Promerops No 264 (November 2005) Stanley Whitfield Clarke (Stan to all who knew him ) was born in the UK where he followed in his fathers footsteps and sought employment in the hosiery trade in Leicester. There he met Ida and they married in 1946. Their son Christopher was born in 1947. In 1952 they emigrated to Cape Town and Stan started work at a new hosiery factory in Paarden Eiland. With a keen interest in nature, Stan decided to join the Cape Bird Club . My dad Rudolf Schmidt, remembers attending his first meeting, the 1952 AGM at Kirstenbosch. Because of the very wet weather, only 2 people turned up, the other being Stan. So was formed a friendship of very many years standing, with both of them joining the club soon afterwards. Stan found himself on the Committee in 1954 where
he wore a number of hats.
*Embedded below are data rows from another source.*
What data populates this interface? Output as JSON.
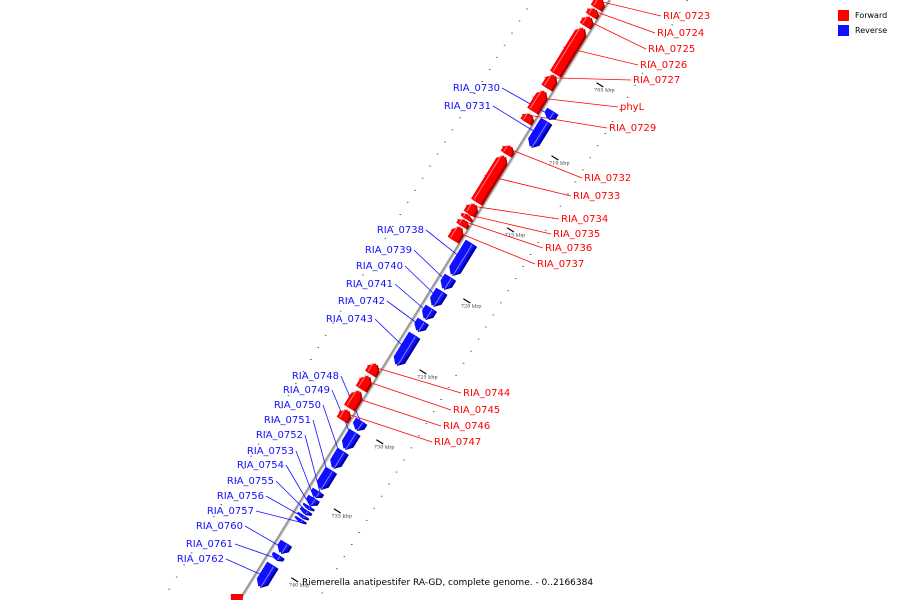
{
  "legend": {
    "forward_label": "Forward",
    "reverse_label": "Reverse",
    "forward_color": "#ff0000",
    "reverse_color": "#1010ff"
  },
  "caption": "Riemerella anatipestifer RA-GD, complete genome. - 0..2166384",
  "colors": {
    "forward": "#ff0000",
    "forward_dark": "#b00000",
    "forward_light": "#ff8080",
    "reverse": "#1010ff",
    "reverse_dark": "#0000a8",
    "reverse_light": "#8080ff",
    "backbone": "#9a9a9a"
  },
  "scale_ticks_kbp": [
    {
      "label": "705 kbp",
      "pos": 705
    },
    {
      "label": "710 kbp",
      "pos": 710
    },
    {
      "label": "715 kbp",
      "pos": 715
    },
    {
      "label": "720 kbp",
      "pos": 720
    },
    {
      "label": "725 kbp",
      "pos": 725
    },
    {
      "label": "730 kbp",
      "pos": 730
    },
    {
      "label": "735 kbp",
      "pos": 735
    },
    {
      "label": "740 kbp",
      "pos": 740
    }
  ],
  "genes_forward": [
    {
      "name": "RIA_0723"
    },
    {
      "name": "RIA_0724"
    },
    {
      "name": "RIA_0725"
    },
    {
      "name": "RIA_0726"
    },
    {
      "name": "RIA_0727"
    },
    {
      "name": "phyL"
    },
    {
      "name": "RIA_0729"
    },
    {
      "name": "RIA_0732"
    },
    {
      "name": "RIA_0733"
    },
    {
      "name": "RIA_0734"
    },
    {
      "name": "RIA_0735"
    },
    {
      "name": "RIA_0736"
    },
    {
      "name": "RIA_0737"
    },
    {
      "name": "RIA_0744"
    },
    {
      "name": "RIA_0745"
    },
    {
      "name": "RIA_0746"
    },
    {
      "name": "RIA_0747"
    }
  ],
  "genes_reverse": [
    {
      "name": "RIA_0730"
    },
    {
      "name": "RIA_0731"
    },
    {
      "name": "RIA_0738"
    },
    {
      "name": "RIA_0739"
    },
    {
      "name": "RIA_0740"
    },
    {
      "name": "RIA_0741"
    },
    {
      "name": "RIA_0742"
    },
    {
      "name": "RIA_0743"
    },
    {
      "name": "RIA_0748"
    },
    {
      "name": "RIA_0749"
    },
    {
      "name": "RIA_0750"
    },
    {
      "name": "RIA_0751"
    },
    {
      "name": "RIA_0752"
    },
    {
      "name": "RIA_0753"
    },
    {
      "name": "RIA_0754"
    },
    {
      "name": "RIA_0755"
    },
    {
      "name": "RIA_0756"
    },
    {
      "name": "RIA_0757"
    },
    {
      "name": "RIA_0760"
    },
    {
      "name": "RIA_0761"
    },
    {
      "name": "RIA_0762"
    }
  ]
}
He was initially a Recorder for several projects,
Outings Organiser in 1960 / 61, Treasurer for some time from 1963 and became
Co-ordinator Outings and Meetings in 1968. This post he held until 1987,
when a change in Constitution forced him to stand down from the Committee after
almost 20 years. I remember well the weekend camps alongside the Langebaan lagoon, initially at Skrywershoek and later at Bottelary Farm where the toilet tent, of which Stan was the custodian and which resided in the roof above his ceiling in Pluto Road, Plumstead. This was a vital piece of equipment. As we lived two roads away in Plumstead, my parents and Stan and Ida did many birding trips together, travelling to places as distant as Ndumu in Northern Natal where they recorded their first Narina Trogan.
In 1983 my dad and I booked on a Seycelles trip and were very pleasantly surprised, to find Stan and Ida on the same tour to this beautiful spot. Three years later, I was with them on a CBC organised Penduka Safari to the Okavango Delta. So not only was Stan (with Ida mostly by his side) a regular on the local birding scene, his hobby also took him further afield. Stan joined the club a couple of years into its existance and as it grew through the Broekhuysen era, he was intimately invovled in its development. At the annual pre Christmas party in December 2002, Stan was the "most venerable" member present. He was then 89 and had been a member of the CBC for 50 years. His presence and dedication to the club transcended a generation and many will fondly remember him. Our sincere condolences go to his son Christopher and family.